ANKARA - HDP Sözcüsü Ayhan Bilgen, AK Parti ve MHP arasındaki anayasa görüşmelerinin ve belirlenen taslak üzerindeki tartışmaların anayasa yapım çalışması olmadığını, fiili durumun yasal statüye kavuşturulması arayışını olduğunu söyledi.

AK Parti ve MHP’nin oluşturduğu anayasa komisyonu bugün toplanarak, çalışmalarına başlayacak. Taslak üzerine çalışan MHP’li hukukçular, hazırladıkları raporu Genel Başkan Devlet Bahçeli’ye sunarak, MHP’nin taslağa dair çalışmasını tamamladığı bildirildi.
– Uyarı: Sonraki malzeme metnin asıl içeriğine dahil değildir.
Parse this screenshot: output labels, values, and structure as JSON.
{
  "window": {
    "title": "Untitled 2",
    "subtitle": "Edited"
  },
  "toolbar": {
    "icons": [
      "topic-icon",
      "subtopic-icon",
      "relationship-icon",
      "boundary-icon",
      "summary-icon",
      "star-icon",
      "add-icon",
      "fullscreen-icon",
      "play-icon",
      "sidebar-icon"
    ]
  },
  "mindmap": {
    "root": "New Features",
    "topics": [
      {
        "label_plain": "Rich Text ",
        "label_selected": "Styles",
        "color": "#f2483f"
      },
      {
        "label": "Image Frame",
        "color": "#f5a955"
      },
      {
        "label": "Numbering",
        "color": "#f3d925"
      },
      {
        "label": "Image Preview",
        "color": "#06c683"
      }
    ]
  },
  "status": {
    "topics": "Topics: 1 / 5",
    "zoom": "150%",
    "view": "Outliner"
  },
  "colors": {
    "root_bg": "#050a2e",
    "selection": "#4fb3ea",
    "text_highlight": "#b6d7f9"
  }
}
MHP adına Afyonkarahisar Milletvekili Mehmet Parsak’ın, AK Parti Genel Sekreteri Gül ile bugün bir araya gelerek teklif üzerinde müzakerelere başlayacağı açıklandı.
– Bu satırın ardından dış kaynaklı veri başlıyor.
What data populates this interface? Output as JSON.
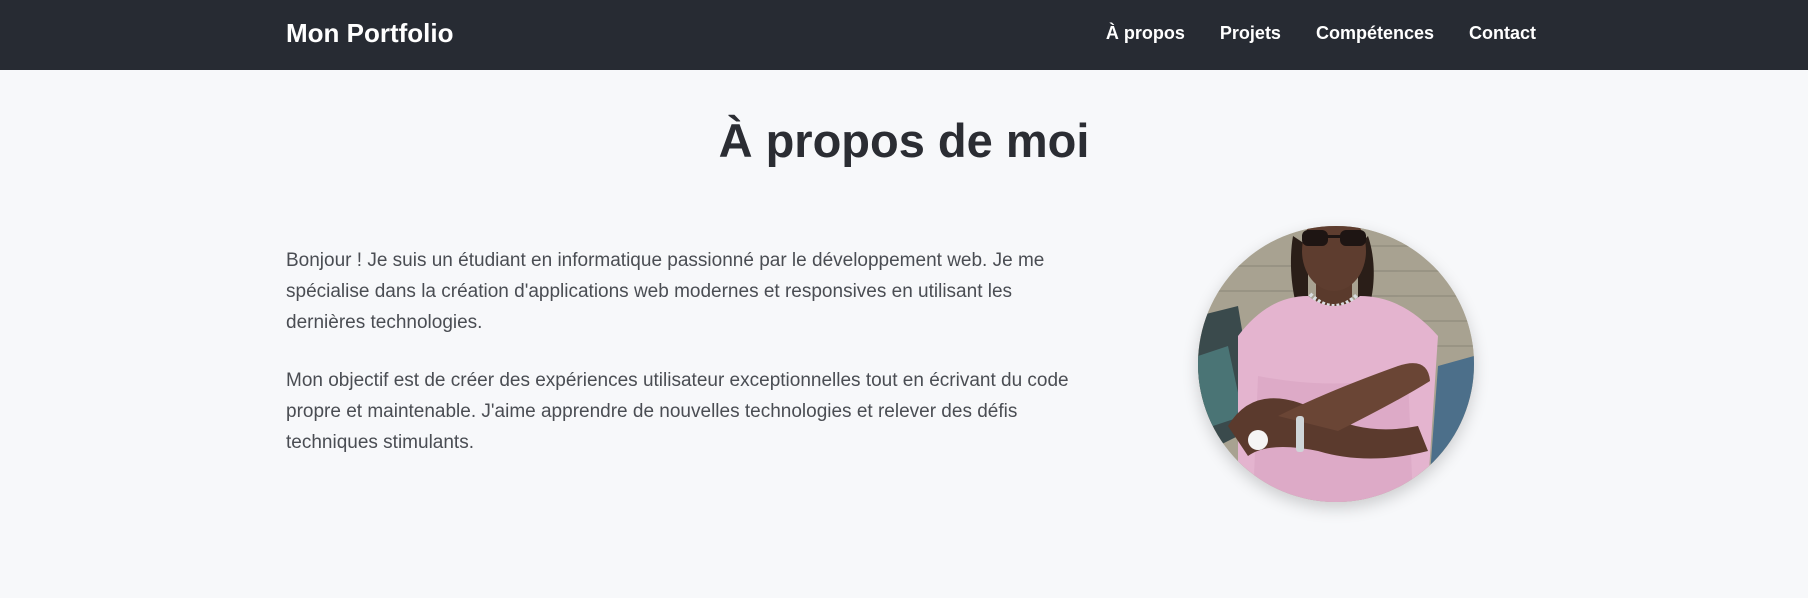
{
  "navbar": {
    "brand": "Mon Portfolio",
    "links": [
      "À propos",
      "Projets",
      "Compétences",
      "Contact"
    ]
  },
  "about": {
    "title": "À propos de moi",
    "paragraphs": [
      "Bonjour ! Je suis un étudiant en informatique passionné par le développement web. Je me spécialise dans la création d'applications web modernes et responsives en utilisant les dernières technologies.",
      "Mon objectif est de créer des expériences utilisateur exceptionnelles tout en écrivant du code propre et maintenable. J'aime apprendre de nouvelles technologies et relever des défis techniques stimulants."
    ]
  },
  "colors": {
    "navbar_bg": "#272b33",
    "page_bg": "#f7f8fa",
    "title": "#2b2d33",
    "body_text": "#4a4d53"
  }
}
Yıllardır kapsayıcı bir anayasanın yapımı için mücadele yürüten Halkların Demokratik Partisi (HDP) ise bunun anayasa çalışması olmadığı aksine Türkiye’de fiili durumun yasal statüye kavuşturma arayışı olduğu görüşünde.

HDP Sözcüsü Ayhan Bilgen konuya ilişkin yaptığı açıklamada, bugünkü mevcut ortamında demokratik bir anayasa yapma koşullarına uygun olmadığını hatırlatıp, öncelikle kapsayıcı bir anayasa yapım süreci için koşulların uygun olmadığı gerektiğini görüşünü paylaştı.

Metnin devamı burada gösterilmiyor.